親族間での取引であるため、市場価格よりも低い価格で売買が行われることが多くあります。

しかし、これには注意が必要です。

税務署は、適性価格よりも大きく下回る売買に対しては「みなし贈与」の規定を適用することがあります。

つまり、売買価格と適性価格との差額が贈与とみなされ、贈与税が課税される可能性があります。

贈与税は相続税と比較すると税率が高いため、適切な価格設定は大変重要です。

適性価格は一般的には市場価格とされますが、具体的な価格を決定するには不動産鑑定士などの専門家の意見を求めることが一般的です。

また、不動産会社に査定を依頼することでも適性価格は把握可能です。

親族間任意売却では、売主と買主が同じ目線で価格を設定し、双方が納得のいく取引を進めることが求められます。

そのためにも、公平な価格設定は欠かせません。

適性価格での売買を心掛け、無理なく、安心して不動産取引を行いましょう。

 

売買契約書の作成

親族間売買では、口頭だけの約束を避け、売買契約書を必ず作成することが重要です。

親族間とはいえ、万が一のトラブル防止のためにも、正式な契約書によって売買の条件を明確にすることが必要です。

売買契約書では、売買の対象となる不動産の詳細な情報(所在地、面積など)、売買価格、引き渡し時期、その他の特約事項などを記載します。

また、相続税や贈与税、固定資産税、登記に関する負担割合等も明記することが一般的です。

親族間であればこそ、感情的な問題や誤解が生じることもあります。

それを防ぐためにも、契約書は具体的で詳細な内容を含むようにしましょう。

また、契約書作成にあたっては専門家(司法書士や弁護士)に依頼することで、法的な問題を未然に防ぐことも可能です。

親族間取引は互いの信頼関係があるからこそ成り立つものですが、それを裏切る形とならないよう、きちんとした手続きを行うことで円滑な取引を進めることが可能になります。

 

専門会社によるサポート

親族間任意売却には専門的な知識や手続きが必要となるため、任意売却に強い不動産会社によるサポートが有効です。

親族間売買は一般の不動産売買と比べても特殊なケースが多く、専門的な知識を持つ不動産会社に相談することで、円滑に進行する可能性が高まります。

不動産会社は、適正な売買価格の設定や重要事項説明、契約書作成、金額のやりとりなど、不動産売買全般のサポートを提供します。

また、任意売却経験が豊富な不動産会社であれば、親族間売買に特有の問題を見越したアドバイスも期待できます。

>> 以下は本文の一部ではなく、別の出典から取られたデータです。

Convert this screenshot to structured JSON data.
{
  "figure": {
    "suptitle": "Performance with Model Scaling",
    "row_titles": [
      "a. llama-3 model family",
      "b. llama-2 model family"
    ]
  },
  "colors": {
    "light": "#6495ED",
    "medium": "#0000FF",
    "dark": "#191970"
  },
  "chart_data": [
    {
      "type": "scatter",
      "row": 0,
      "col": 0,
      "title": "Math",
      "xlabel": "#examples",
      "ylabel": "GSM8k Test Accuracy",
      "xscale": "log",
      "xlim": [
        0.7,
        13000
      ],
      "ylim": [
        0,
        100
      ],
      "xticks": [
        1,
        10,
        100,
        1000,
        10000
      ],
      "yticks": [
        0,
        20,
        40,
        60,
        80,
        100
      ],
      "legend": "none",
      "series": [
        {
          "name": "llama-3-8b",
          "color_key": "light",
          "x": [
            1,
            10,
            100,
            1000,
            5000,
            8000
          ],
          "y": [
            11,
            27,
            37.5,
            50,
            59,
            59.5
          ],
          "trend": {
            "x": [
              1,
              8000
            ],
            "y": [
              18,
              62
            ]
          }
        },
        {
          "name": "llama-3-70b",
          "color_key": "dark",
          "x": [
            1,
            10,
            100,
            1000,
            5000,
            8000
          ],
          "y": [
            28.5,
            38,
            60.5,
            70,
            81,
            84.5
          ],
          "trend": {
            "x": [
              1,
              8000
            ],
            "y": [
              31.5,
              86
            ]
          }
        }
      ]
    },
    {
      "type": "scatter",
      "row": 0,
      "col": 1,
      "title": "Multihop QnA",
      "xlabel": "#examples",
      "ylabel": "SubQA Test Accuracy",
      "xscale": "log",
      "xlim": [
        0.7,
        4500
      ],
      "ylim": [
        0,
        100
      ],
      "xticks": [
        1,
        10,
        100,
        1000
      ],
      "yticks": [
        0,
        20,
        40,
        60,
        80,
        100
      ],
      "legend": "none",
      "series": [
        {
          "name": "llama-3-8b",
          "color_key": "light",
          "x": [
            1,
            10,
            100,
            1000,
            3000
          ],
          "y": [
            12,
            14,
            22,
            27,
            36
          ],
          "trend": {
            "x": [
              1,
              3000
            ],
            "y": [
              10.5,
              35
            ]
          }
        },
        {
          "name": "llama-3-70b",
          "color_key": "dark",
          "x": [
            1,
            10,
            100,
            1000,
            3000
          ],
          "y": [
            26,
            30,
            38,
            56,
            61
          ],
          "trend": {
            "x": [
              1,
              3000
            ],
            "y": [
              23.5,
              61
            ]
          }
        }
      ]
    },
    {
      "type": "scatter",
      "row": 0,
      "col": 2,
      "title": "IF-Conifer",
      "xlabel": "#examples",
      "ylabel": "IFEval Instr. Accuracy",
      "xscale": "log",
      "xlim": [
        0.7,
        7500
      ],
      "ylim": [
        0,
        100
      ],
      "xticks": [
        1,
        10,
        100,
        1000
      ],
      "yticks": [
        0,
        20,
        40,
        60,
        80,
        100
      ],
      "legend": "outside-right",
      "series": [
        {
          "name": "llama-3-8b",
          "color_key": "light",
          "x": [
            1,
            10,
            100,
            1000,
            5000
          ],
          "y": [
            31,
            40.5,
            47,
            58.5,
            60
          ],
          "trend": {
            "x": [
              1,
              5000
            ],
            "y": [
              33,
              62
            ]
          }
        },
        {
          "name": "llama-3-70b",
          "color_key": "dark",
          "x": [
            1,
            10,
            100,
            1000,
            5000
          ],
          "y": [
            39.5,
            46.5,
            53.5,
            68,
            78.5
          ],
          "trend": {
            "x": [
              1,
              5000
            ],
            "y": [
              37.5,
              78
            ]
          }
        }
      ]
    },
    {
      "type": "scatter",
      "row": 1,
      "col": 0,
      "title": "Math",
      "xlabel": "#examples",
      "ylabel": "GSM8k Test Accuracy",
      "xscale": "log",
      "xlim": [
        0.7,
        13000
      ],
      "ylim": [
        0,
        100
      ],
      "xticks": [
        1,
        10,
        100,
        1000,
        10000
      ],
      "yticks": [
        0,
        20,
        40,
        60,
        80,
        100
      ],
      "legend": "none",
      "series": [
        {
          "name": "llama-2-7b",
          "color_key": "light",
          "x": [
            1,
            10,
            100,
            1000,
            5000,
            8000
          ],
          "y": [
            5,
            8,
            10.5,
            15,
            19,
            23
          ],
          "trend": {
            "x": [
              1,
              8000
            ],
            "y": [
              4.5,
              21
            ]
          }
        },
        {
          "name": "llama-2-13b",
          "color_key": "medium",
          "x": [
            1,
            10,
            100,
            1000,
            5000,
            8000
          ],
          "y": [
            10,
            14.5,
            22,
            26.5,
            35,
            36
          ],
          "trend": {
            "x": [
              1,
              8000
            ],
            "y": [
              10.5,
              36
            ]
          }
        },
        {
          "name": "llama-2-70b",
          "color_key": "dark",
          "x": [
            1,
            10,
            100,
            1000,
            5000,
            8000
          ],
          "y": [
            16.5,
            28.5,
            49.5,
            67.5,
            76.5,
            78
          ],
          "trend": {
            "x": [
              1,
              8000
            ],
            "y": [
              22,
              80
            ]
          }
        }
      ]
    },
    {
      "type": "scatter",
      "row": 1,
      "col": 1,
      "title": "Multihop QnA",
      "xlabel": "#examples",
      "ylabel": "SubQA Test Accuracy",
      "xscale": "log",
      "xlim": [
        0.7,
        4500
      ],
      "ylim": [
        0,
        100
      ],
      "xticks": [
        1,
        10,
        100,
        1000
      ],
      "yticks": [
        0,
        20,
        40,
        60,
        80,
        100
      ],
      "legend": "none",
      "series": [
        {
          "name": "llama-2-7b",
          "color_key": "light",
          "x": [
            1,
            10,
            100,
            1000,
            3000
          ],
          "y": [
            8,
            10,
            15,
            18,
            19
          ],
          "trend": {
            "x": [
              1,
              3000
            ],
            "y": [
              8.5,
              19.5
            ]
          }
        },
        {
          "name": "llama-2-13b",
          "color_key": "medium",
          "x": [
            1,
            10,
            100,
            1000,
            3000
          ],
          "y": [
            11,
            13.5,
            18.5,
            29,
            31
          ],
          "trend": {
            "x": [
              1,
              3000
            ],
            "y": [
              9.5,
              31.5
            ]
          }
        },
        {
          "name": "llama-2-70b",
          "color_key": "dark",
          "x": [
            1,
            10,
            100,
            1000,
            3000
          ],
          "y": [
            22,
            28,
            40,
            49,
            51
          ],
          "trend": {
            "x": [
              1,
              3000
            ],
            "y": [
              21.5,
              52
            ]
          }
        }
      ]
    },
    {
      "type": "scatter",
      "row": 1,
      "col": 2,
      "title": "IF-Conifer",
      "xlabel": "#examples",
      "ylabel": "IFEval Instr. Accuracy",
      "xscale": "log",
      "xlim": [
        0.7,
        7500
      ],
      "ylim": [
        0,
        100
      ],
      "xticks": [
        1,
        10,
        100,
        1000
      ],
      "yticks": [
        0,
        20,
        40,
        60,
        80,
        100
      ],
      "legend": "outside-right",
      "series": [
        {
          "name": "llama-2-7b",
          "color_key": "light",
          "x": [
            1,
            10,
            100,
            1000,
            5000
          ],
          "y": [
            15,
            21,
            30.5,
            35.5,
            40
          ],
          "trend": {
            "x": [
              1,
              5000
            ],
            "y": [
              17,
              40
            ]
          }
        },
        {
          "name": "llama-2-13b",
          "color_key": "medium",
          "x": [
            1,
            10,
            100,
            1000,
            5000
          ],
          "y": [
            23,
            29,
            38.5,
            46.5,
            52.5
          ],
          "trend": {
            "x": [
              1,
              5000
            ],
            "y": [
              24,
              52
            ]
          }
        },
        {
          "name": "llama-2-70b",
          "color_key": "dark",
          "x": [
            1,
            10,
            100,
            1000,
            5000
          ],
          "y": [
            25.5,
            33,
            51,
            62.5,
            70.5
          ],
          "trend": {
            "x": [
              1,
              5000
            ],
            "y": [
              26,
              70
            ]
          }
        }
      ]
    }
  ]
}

また、契約内容のチェックや法律相談などについては、弁護士や司法書士に依頼することも一つの方法です。

彼らの専門的な知識を活用することで、法律上の問題を未然に防ぐことができます。

親族間任意売却は、自力で全てを行うのは困難なケースも多く見受けられます。

任意売却に強い不動産会社や法律専門家によるサポートを活用し、安心して親族間売買を進めましょう。

 

まとめと注意点

親族間任意売却は、親族間で直接行う不動産売買の一つです。

適正な価格で取引を行い、売買契約書をしっかりと作成し、必要に応じて専門会社によるサポートを受けることが重要となります。

親族間売買は一般的な不動産売買よりも手続きが複雑であり、適切な価格設定や契約書の作成、税務上の問題など、様々な注意点があります。

特に、「みなし贈与」による贈与税の問題や、売買契約時の具体的な内容の明記などは特に重要です。

また、任意売却に強い不動産会社などの専門家の助けを借りることで、これらの問題を未然に防ぐことが可能です。

親族間での取引だからこそ、信頼関係を保つためにも正確な手続きを行うことが求められます。

この記事を参考に、親族間任意売却が円滑に進むよう心掛けてください。

そして、何か問題が発生した際には、迅速に専門家に相談しましょう。

親族間売買は簡単に見えて難しいものですが、きちんとした準備と手続きを行うことで、スムーズな売買が可能となります。

この記事が少しでもお役に立てましたら幸いです。